On the other hand, illustrating how lengthy and laborious the process of concluding a research career can be, let me share that after making the decision in 2015, it took me almost 5 years to conclude all research activities, finalize all supervisions, and publish all articles (the last one came out in 2020)! In this case, it was with some regret that I disposed of the few remaining samples, especially frozen cells and RNA, as they pertained directly to certain experimental conditions whose study had concluded and had already been published. This brief account illustrates how decisions regarding sample storage directly depend on the type of collected samples, experimental conditions of acquisition, usage restrictions accorded with partners and collaborators, and, no less importantly, ethical guidelines for the use and reuse of samples obtained, be it from animals, plants, or human beings.

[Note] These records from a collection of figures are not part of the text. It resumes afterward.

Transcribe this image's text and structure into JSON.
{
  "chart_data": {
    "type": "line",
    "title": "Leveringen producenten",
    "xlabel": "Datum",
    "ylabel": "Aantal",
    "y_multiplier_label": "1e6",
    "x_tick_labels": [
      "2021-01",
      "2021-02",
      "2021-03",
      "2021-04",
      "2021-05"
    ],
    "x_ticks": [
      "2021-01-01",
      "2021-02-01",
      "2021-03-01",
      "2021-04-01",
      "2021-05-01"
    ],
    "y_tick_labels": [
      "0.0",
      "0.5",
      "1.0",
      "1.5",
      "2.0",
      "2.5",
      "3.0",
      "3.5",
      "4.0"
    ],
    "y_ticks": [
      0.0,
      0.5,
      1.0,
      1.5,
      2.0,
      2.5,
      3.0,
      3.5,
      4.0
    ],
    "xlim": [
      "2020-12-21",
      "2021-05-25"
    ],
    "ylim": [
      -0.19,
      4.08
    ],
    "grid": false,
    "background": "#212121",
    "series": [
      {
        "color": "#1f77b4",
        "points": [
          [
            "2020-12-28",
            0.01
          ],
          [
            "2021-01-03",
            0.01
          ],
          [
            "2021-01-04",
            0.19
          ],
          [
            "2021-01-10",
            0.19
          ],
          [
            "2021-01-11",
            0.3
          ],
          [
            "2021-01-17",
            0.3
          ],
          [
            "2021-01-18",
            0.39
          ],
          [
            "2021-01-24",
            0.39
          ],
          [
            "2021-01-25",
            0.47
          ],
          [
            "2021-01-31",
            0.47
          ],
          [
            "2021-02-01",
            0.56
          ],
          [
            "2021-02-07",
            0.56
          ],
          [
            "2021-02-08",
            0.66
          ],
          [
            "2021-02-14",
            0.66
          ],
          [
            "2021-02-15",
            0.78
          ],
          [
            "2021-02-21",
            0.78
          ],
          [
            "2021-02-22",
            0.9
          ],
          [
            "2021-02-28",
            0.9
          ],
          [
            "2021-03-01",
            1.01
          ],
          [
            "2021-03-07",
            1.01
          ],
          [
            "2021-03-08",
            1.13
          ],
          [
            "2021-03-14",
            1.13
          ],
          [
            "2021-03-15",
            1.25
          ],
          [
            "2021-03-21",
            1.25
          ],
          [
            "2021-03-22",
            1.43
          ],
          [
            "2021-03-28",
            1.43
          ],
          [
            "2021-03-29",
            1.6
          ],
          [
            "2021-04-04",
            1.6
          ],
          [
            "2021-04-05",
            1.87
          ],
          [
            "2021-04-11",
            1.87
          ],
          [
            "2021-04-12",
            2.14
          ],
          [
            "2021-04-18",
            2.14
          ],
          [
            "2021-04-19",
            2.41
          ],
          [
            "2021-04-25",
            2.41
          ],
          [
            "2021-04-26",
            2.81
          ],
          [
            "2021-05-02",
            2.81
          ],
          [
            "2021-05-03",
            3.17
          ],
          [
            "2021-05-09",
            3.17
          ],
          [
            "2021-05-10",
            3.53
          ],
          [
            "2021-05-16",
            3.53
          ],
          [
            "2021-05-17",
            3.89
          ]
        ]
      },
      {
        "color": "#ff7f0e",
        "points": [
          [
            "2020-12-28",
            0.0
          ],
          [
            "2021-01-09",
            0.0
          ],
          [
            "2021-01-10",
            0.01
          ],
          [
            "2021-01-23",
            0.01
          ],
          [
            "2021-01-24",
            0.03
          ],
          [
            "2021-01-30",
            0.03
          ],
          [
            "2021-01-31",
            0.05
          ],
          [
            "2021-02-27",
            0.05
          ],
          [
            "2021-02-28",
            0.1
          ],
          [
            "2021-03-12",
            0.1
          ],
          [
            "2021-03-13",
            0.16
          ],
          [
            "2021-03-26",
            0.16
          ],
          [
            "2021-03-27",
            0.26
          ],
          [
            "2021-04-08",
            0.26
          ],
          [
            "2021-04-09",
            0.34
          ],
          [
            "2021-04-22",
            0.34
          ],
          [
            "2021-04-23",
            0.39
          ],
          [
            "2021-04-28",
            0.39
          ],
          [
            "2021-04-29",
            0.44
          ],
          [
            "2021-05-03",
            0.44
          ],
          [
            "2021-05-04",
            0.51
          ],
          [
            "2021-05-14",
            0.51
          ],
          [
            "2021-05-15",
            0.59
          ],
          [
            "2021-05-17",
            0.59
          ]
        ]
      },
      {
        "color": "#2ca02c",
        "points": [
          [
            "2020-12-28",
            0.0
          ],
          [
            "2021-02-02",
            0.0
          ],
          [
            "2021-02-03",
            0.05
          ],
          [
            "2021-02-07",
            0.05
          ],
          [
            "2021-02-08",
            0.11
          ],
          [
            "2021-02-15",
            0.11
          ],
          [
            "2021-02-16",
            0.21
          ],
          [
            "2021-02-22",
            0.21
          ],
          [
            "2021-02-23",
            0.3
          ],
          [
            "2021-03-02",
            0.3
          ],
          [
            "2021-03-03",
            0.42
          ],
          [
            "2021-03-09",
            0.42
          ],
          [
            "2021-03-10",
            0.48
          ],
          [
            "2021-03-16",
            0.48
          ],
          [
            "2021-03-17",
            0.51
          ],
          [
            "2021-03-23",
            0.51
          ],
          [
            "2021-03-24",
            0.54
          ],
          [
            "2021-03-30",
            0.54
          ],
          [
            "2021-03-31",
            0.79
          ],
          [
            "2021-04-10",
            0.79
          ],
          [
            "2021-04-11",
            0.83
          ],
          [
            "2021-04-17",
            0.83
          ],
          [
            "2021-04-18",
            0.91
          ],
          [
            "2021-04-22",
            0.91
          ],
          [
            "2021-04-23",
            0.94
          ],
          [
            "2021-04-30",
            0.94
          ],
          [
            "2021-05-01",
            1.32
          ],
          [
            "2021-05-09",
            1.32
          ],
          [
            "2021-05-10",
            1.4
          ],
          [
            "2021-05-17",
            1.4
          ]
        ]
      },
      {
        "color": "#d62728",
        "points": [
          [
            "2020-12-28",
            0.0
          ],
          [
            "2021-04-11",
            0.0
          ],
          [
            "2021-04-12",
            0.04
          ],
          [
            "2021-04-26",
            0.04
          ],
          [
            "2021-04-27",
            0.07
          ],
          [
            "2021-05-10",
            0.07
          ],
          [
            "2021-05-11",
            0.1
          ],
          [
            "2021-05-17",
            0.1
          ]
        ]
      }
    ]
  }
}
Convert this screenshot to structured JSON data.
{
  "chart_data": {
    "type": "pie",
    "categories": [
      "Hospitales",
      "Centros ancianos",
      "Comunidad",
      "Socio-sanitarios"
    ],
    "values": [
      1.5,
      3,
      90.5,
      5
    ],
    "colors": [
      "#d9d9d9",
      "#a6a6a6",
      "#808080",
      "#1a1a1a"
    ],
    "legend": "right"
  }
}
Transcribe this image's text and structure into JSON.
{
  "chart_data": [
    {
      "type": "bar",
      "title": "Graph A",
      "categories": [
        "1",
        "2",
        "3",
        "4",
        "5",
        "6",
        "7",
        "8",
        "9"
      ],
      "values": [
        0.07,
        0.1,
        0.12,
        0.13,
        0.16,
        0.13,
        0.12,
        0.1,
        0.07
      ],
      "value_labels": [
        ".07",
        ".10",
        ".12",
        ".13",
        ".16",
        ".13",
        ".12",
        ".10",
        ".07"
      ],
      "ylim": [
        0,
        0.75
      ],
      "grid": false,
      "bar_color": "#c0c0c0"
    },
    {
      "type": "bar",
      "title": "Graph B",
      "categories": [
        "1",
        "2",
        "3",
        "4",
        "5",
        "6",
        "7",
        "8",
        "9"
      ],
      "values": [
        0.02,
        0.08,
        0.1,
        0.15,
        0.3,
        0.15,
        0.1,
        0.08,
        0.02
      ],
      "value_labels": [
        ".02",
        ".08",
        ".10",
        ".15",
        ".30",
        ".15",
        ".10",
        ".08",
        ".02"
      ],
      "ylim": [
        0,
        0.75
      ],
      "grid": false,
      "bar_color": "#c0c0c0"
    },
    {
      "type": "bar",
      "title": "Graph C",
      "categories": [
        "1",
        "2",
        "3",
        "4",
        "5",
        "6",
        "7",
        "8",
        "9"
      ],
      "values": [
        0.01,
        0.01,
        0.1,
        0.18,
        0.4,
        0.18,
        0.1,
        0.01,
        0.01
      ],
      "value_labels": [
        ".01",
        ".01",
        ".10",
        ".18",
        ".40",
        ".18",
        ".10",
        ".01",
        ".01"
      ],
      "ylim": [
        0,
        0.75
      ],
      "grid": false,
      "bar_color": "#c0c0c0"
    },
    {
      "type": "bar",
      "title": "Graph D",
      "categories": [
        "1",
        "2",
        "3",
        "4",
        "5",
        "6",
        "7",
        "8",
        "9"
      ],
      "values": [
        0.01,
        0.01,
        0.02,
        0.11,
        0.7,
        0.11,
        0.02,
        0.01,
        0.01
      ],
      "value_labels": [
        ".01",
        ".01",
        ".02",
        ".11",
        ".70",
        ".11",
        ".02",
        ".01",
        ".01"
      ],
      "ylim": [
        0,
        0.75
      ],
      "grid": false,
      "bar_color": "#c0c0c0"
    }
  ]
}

Lastly, I still need to explain why I made this decision, which is so challenging for a scientist at heart. Throughout my career, I shifted study areas and witnessed the rapid and increasingly sophisticated evolution of biological and medical sciences. The emergence of Systems Biology and the “omics”, employing a set of skills I did not possess, made me realize that to achieve a level of quality that I firmly believe should guide a scientist's work, I would need to study extensively for several years, undertake internships, establish new partnerships, and I felt I could contribute more by utilizing my experience in communicating science, promoting excellence and quality in research, and developing equally important areas, such as scientific integrity. To those currently at this stage in their lives, I wish courage and detachment! I know from personal experience how challenging this transition can be!